В смертельной тоске Жан обернулся и взглянул на Париж. К концу сияющего воскресного дня косые лучи солнца на самом краю небосклона озаряли огромный город жгучим алым светом. Казалось, это — кровавое солнце над безмерным морем. Стекла бесчисленных окон накалились, словно их разжигали невидимые мехи; крыши воспламенились, как пласты угля; желтые стены, высокие здания пылали, потрескивая в вечернем воздухе, как вспыхивающие вязанки хвороста. То был последний огненный сноп, гигантский багровый букет; весь Париж горел, словно исполинская связка прутьев, словно древний, иссохший лес, взлетал сразу в небо стаей крупных и мелких искр. Пожары не прекращались; все еще поднимались большие столбы бурого дыма; слышался протяжный гул — может быть, предсмертный хрип расстрелянных в казарме Лобо; а быть может, радостные крики женщин и смех детей, обедавших на террасах ресторанов после приятной прогулки.
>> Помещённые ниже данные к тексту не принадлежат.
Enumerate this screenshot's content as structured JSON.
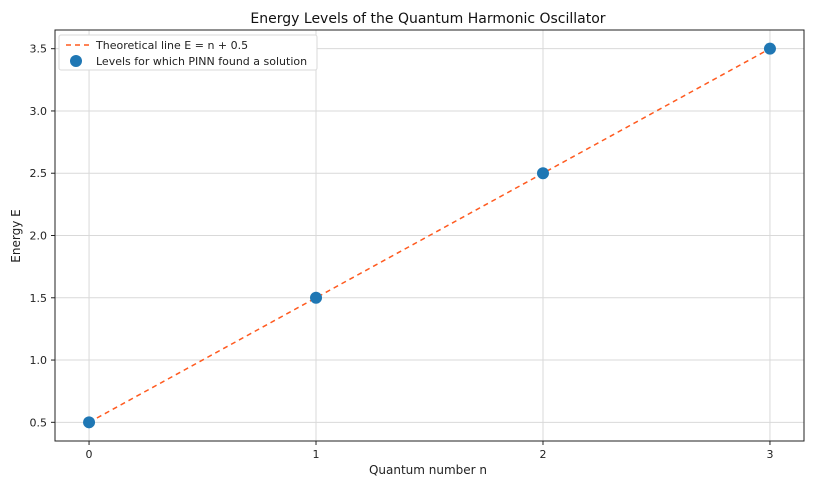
{
  "chart_data": {
    "type": "scatter",
    "title": "Energy Levels of the Quantum Harmonic Oscillator",
    "xlabel": "Quantum number n",
    "ylabel": "Energy E",
    "xlim": [
      -0.15,
      3.15
    ],
    "ylim": [
      0.35,
      3.65
    ],
    "xticks": [
      0,
      1,
      2,
      3
    ],
    "xtick_labels": [
      "0",
      "1",
      "2",
      "3"
    ],
    "yticks": [
      0.5,
      1.0,
      1.5,
      2.0,
      2.5,
      3.0,
      3.5
    ],
    "ytick_labels": [
      "0.5",
      "1.0",
      "1.5",
      "2.0",
      "2.5",
      "3.0",
      "3.5"
    ],
    "grid": true,
    "legend_position": "top-left",
    "series": [
      {
        "name": "Theoretical line E = n + 0.5",
        "kind": "line",
        "style": "dashed",
        "color": "#ff5a1f",
        "x": [
          0,
          1,
          2,
          3
        ],
        "y": [
          0.5,
          1.5,
          2.5,
          3.5
        ]
      },
      {
        "name": "Levels for which PINN found a solution",
        "kind": "scatter",
        "color": "#1f77b4",
        "x": [
          0,
          1,
          2,
          3
        ],
        "y": [
          0.5,
          1.5,
          2.5,
          3.5
        ]
      }
    ]
  }
}
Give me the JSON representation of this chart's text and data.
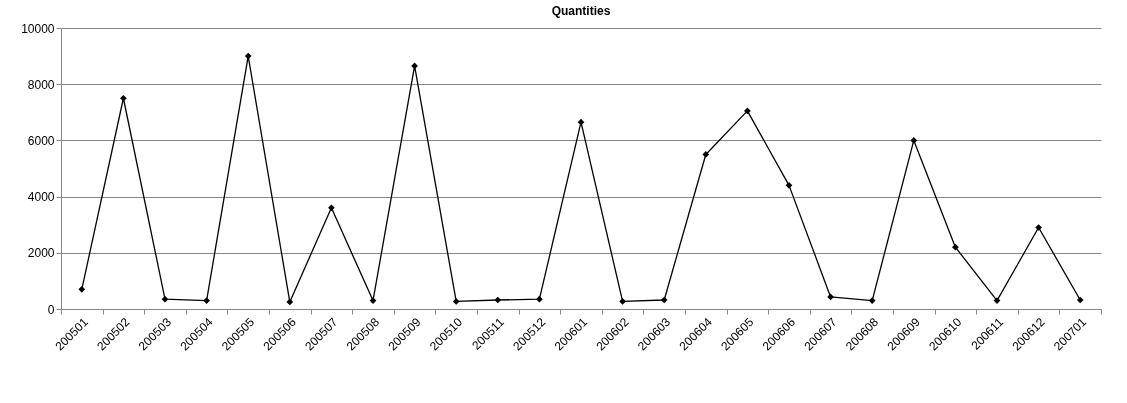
{
  "chart_data": {
    "type": "line",
    "title": "Quantities",
    "categories": [
      "200501",
      "200502",
      "200503",
      "200504",
      "200505",
      "200506",
      "200507",
      "200508",
      "200509",
      "200510",
      "200511",
      "200512",
      "200601",
      "200602",
      "200603",
      "200604",
      "200605",
      "200606",
      "200607",
      "200608",
      "200609",
      "200610",
      "200611",
      "200612",
      "200701"
    ],
    "series": [
      {
        "color": "#000000",
        "values": [
          700,
          7500,
          350,
          300,
          9000,
          250,
          3600,
          300,
          8650,
          270,
          320,
          350,
          6650,
          270,
          320,
          5500,
          7050,
          4400,
          430,
          300,
          6000,
          2200,
          300,
          2900,
          320
        ]
      }
    ],
    "ylim": [
      0,
      10000
    ],
    "yticks": [
      0,
      2000,
      4000,
      6000,
      8000,
      10000
    ],
    "grid": "y",
    "marker": "diamond",
    "line_style": "solid"
  }
}
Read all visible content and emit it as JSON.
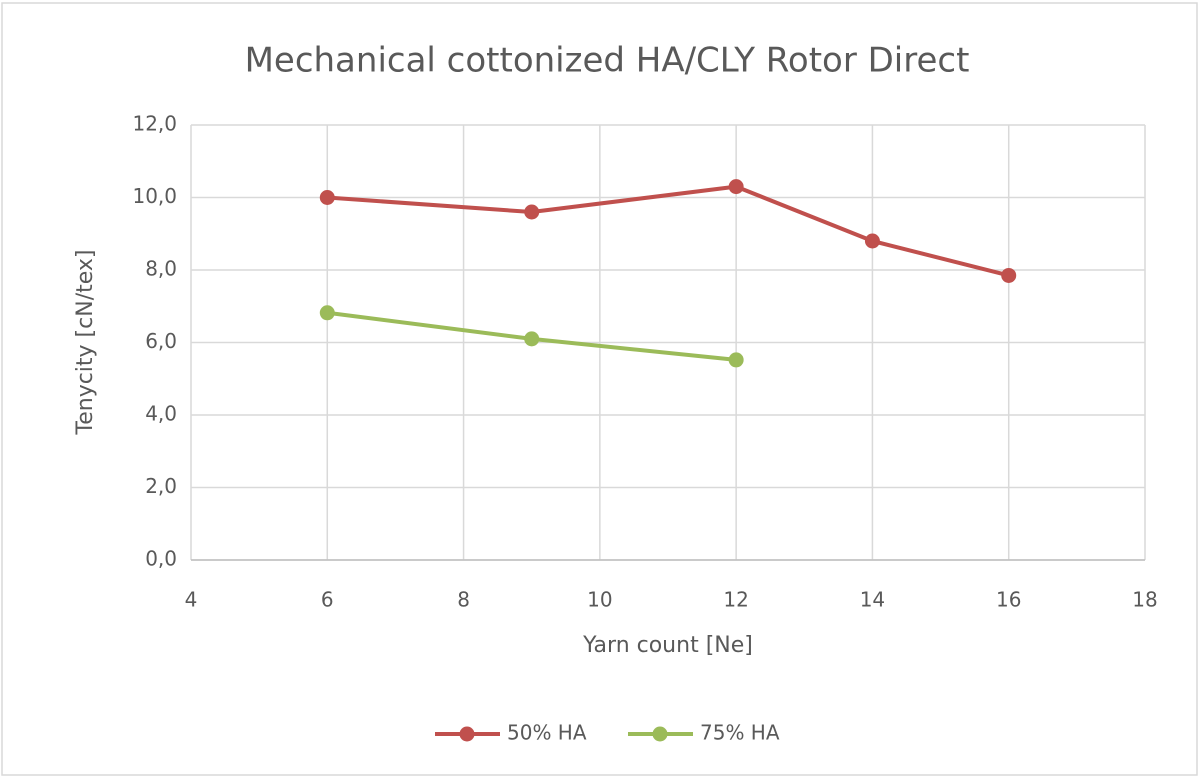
{
  "chart_data": {
    "type": "line",
    "title": "Mechanical cottonized HA/CLY Rotor Direct",
    "xlabel": "Yarn count [Ne]",
    "ylabel": "Tenycity [cN/tex]",
    "xlim": [
      4,
      18
    ],
    "xticks": [
      4,
      6,
      8,
      10,
      12,
      14,
      16,
      18
    ],
    "ylim": [
      0,
      12
    ],
    "yticks": [
      {
        "value": 0,
        "label": "0,0"
      },
      {
        "value": 2,
        "label": "2,0"
      },
      {
        "value": 4,
        "label": "4,0"
      },
      {
        "value": 6,
        "label": "6,0"
      },
      {
        "value": 8,
        "label": "8,0"
      },
      {
        "value": 10,
        "label": "10,0"
      },
      {
        "value": 12,
        "label": "12,0"
      }
    ],
    "grid": true,
    "legend": "bottom",
    "series": [
      {
        "name": "50% HA",
        "color": "#c0504d",
        "x": [
          6,
          9,
          12,
          14,
          16
        ],
        "values": [
          10.0,
          9.6,
          10.3,
          8.8,
          7.85
        ]
      },
      {
        "name": "75% HA",
        "color": "#9bbb59",
        "x": [
          6,
          9,
          12
        ],
        "values": [
          6.82,
          6.1,
          5.52
        ]
      }
    ]
  }
}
Дома и здания были разграблены, мостовые разворочены, но среди всех этих развалин и страданий на пламенеющем царственном закате, закате того дня, когда догорал Париж, снова шумела жизнь.

И вот у Жана возникло небывалое ощущение. Ему почудилось, что в медленно наступающих сумерках, над столицей, объятой пламенем, уже встает утренняя заря. А ведь это был конец всему, ожесточение судьбы, бедствия, каких еще не приходилось испытать ни одному народу: беспрерывные поражения, потеря целых областей, миллиарды контрибуции, гражданская война, потоки крови, груды развалин и трупов; ни денег, ни чести — и необходимость восстановить целый мир! Жан сам оставлял здесь свое растерзанное сердце, Мориса, Генриетту, все свое счастливое будущее, унесенное грозой. И все-таки за ревущим пеклом в сияющей высоте великого спокойного неба воскресала живучая надежда. Это было подлинное обновление вечной природы, вечного человечества, возрождение, обещанное тому, кто надеется и работает, дерево, пускающее новый могучий росток после того, как отрезали прогнившую ветку, чьи ядовитые соки сушили листву.

Жан, рыдая, повторил: — Прощайте!

Генриетта не подняла головы, закрыв лицо руками.

— Прощайте!

Опустошенное поле осталось невозделанным; сожженный дом лежал в развалинах, и Жан, самый смиренный и скорбный человек, пошел навстречу будущему, готовый приняться за великое, трудное дело — заново построить всю Францию.